Second, the costumes. The costumes were truly impressive. There is one costume change in Act II which I found particularly impressive. The speed was unbelievable.
Third, the scenery. The scenery looked low budget. It was appropriate for the show, but would never have made it in a Webber show. However, it was cute. When needed, it also made a good backdrop for the animation played. In my opinion, the most impressive (well, cute, anyway) was the scenery on a scroll of fabric. Two actors held the ends, and turned to roll it from one to the other. Very Python-esque.
Fourth, the actors. Tim Curry was King Arthur. Sir Robin was played by David Hyde Pierce, and Lancelot was played by Hank Azaria. Note the difference in the way I phrased things. Tim Curry was obviously Tim Curry. I could hear an occasional tone of Dr Frank-N-Furter, and once I thought I heard the butler from Clue. It was only after I read the Playbill at intermission that I realized who David Hyde Pierce and Hank Azaria played. John Cleese was the voice of God. My newspaper quotes Eric Idle as saying "John (Cleese) plays God. Typecasting."

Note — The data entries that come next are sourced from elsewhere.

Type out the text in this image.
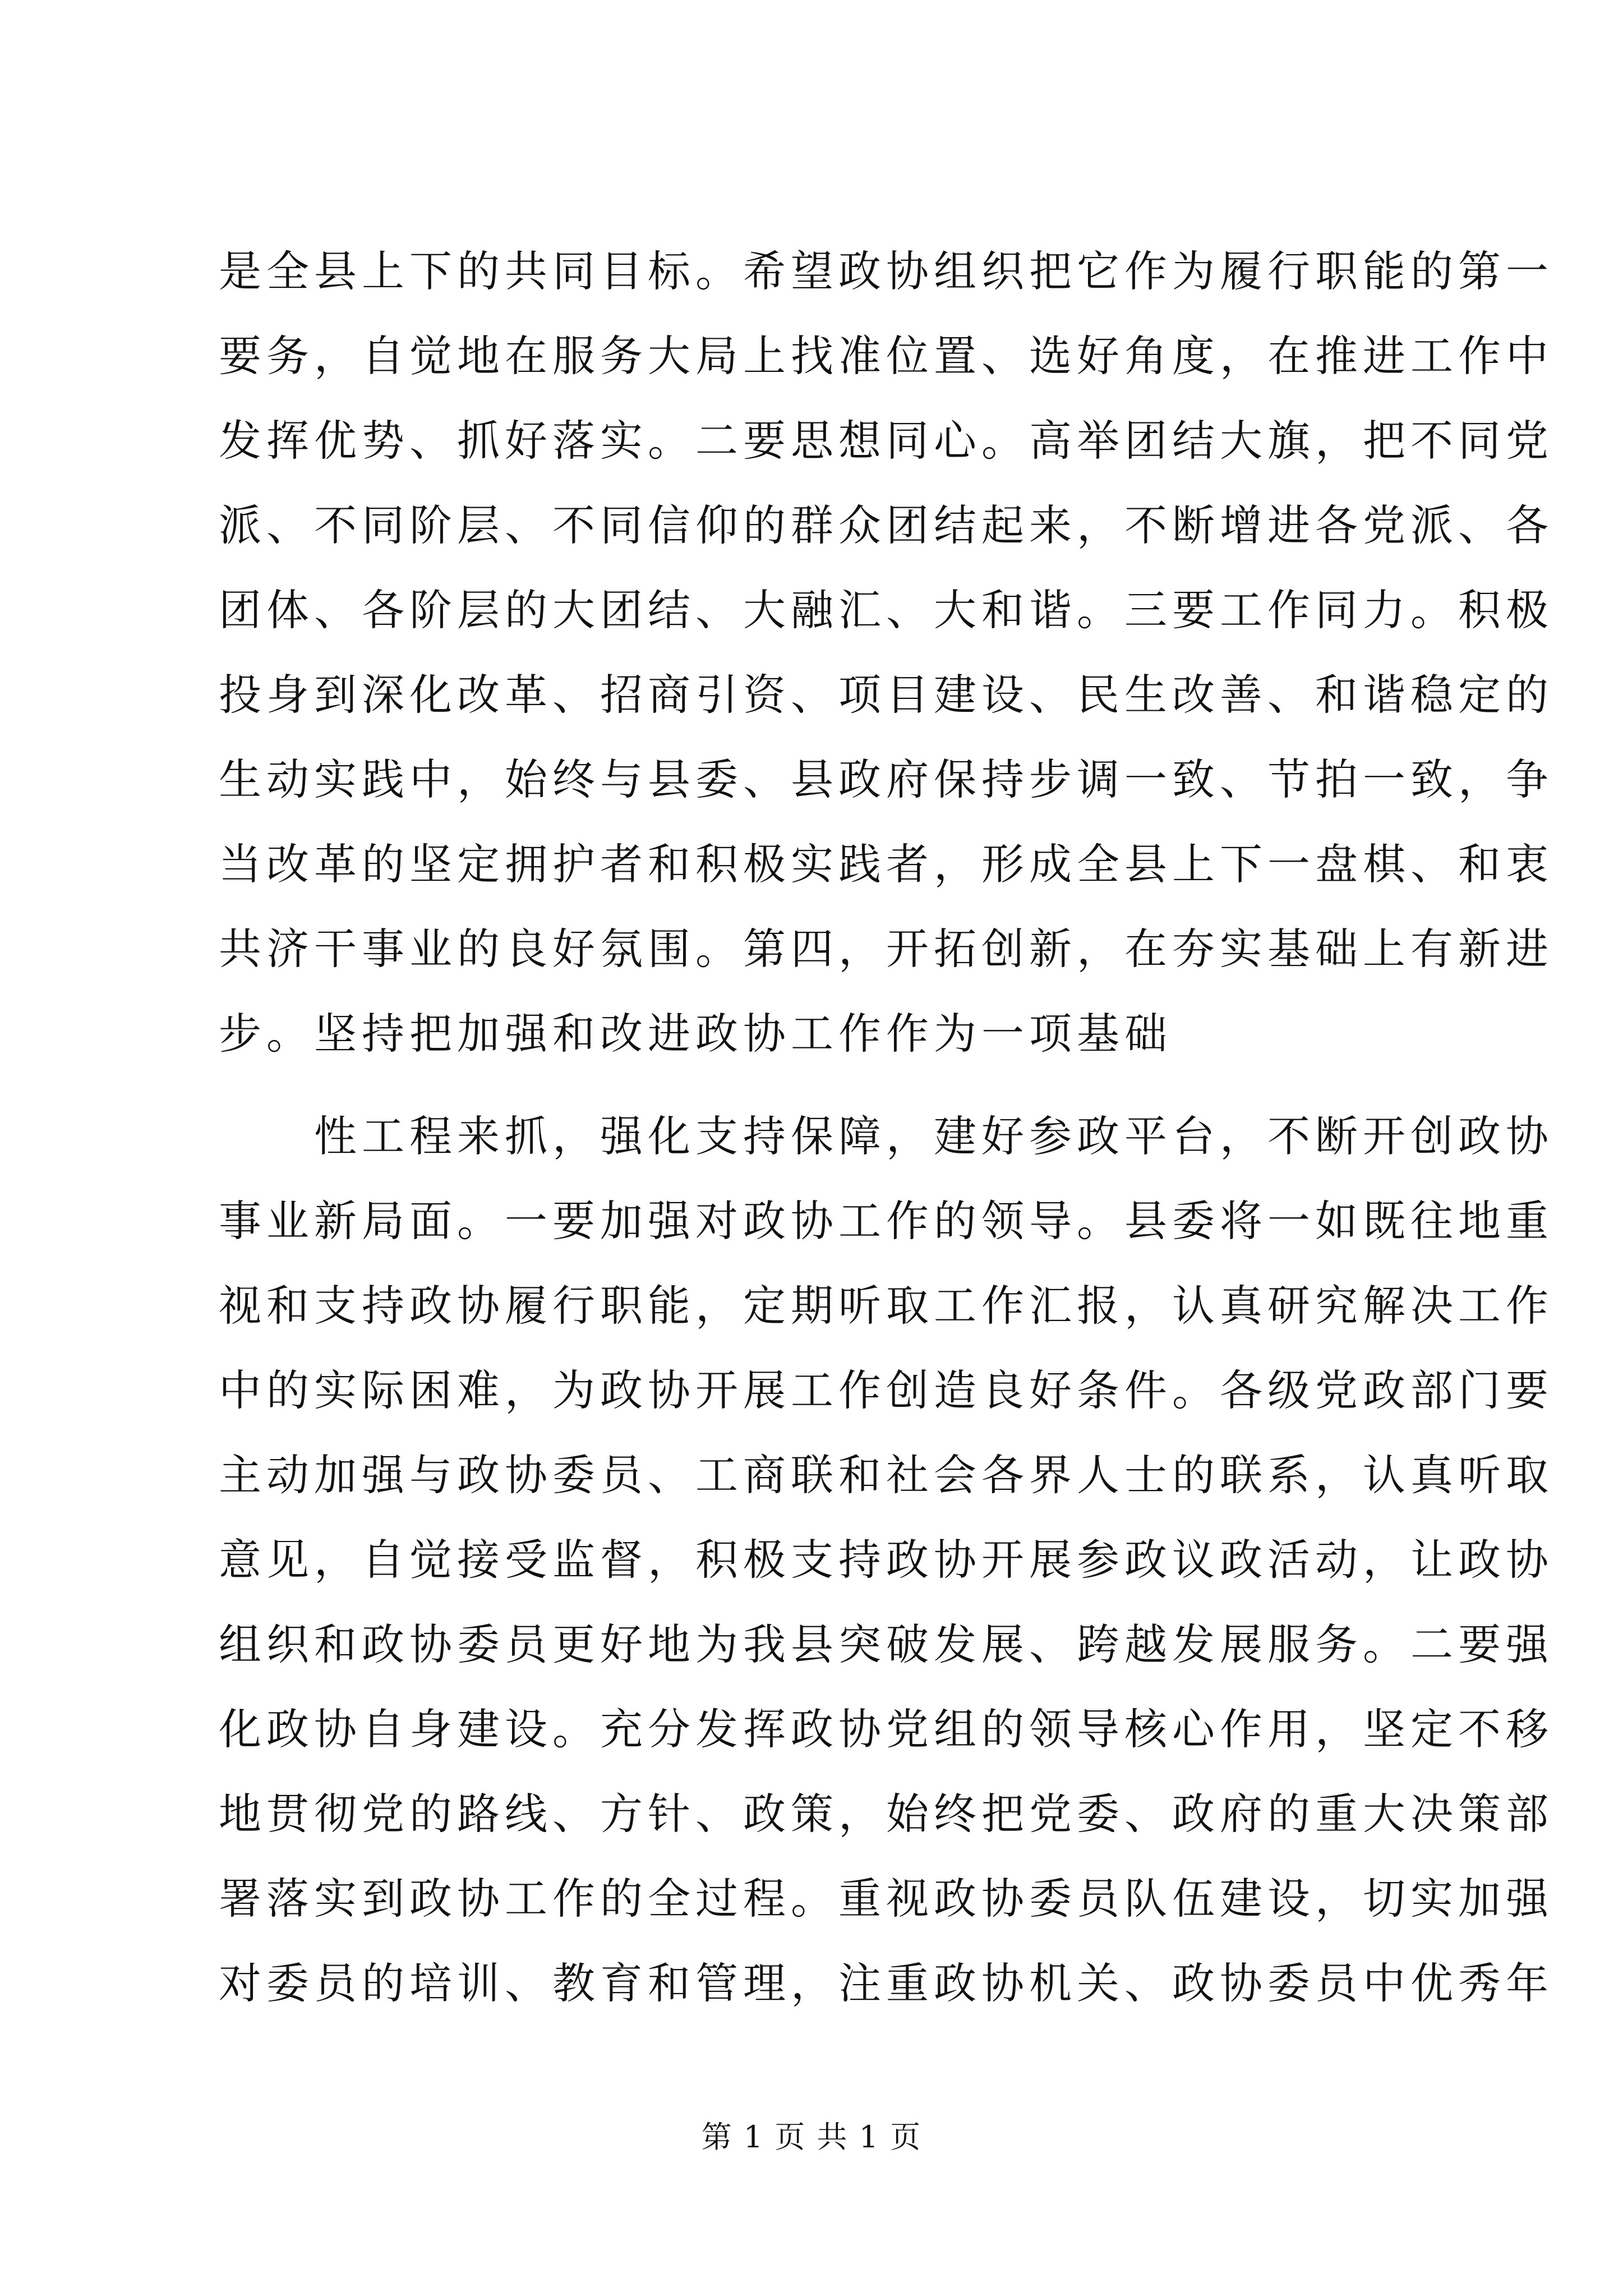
是全县上下的共同目标。希望政协组织把它作为履行职能的第一
要务，自觉地在服务大局上找准位置、选好角度，在推进工作中
发挥优势、抓好落实。二要思想同心。高举团结大旗，把不同党
派、不同阶层、不同信仰的群众团结起来，不断增进各党派、各
团体、各阶层的大团结、大融汇、大和谐。三要工作同力。积极
投身到深化改革、招商引资、项目建设、民生改善、和谐稳定的
生动实践中，始终与县委、县政府保持步调一致、节拍一致，争
当改革的坚定拥护者和积极实践者，形成全县上下一盘棋、和衷
共济干事业的良好氛围。第四，开拓创新，在夯实基础上有新进
步。坚持把加强和改进政协工作作为一项基础
　　性工程来抓，强化支持保障，建好参政平台，不断开创政协
事业新局面。一要加强对政协工作的领导。县委将一如既往地重
视和支持政协履行职能，定期听取工作汇报，认真研究解决工作
中的实际困难，为政协开展工作创造良好条件。各级党政部门要
主动加强与政协委员、工商联和社会各界人士的联系，认真听取
意见，自觉接受监督，积极支持政协开展参政议政活动，让政协
组织和政协委员更好地为我县突破发展、跨越发展服务。二要强
化政协自身建设。充分发挥政协党组的领导核心作用，坚定不移
地贯彻党的路线、方针、政策，始终把党委、政府的重大决策部
署落实到政协工作的全过程。重视政协委员队伍建设，切实加强
对委员的培训、教育和管理，注重政协机关、政协委员中优秀年
第 1 页 共 1 页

Fifth, the story. I (although I hate to admit it) am not very familiar with the "Holy Grail" movie, so I didn't know how true to the original it was. Curt, however, knows the movie well. He said that although some dialogue and lines were lifted directly from the movie, the final third of the show was "completely different." He enjoyed the show, as did I. I feel comfortable saying that Spamalot is an enjoyable show for die hard Python fans as well as people who have never seen Python. However, you do need to be able to appreciate the Python humor. Not everyone can.
Finally, the post-show. Get outside to the stage door as soon as you can, and make sure you brought your camera. We apparently missed seeing Tim Curry (we each stopped at the restrooms on our way out), but saw both Hank Azaria and David Hyde Pierce, both of whom were VERY cool - signing Playbills and posters (Spamalot material ONLY), and posing for pictures. I was very impressed with them. They seemed very friendly.
Overall, I found the show to be a lot of fun. I paid about $40 per ticket for the balcony seats. I would have been willing to pay more for seats closer, but I don't think Spamalot could command the $100 plus that some of the more spectacular shows charge. To me, some of the ticket price pays for the spectacle, the scenery, and this appeared low budget, even if it wasn't. Nutshell: Go, see it, enjoy, choose your seats carefully, and remember to "Always look on the bright side of life."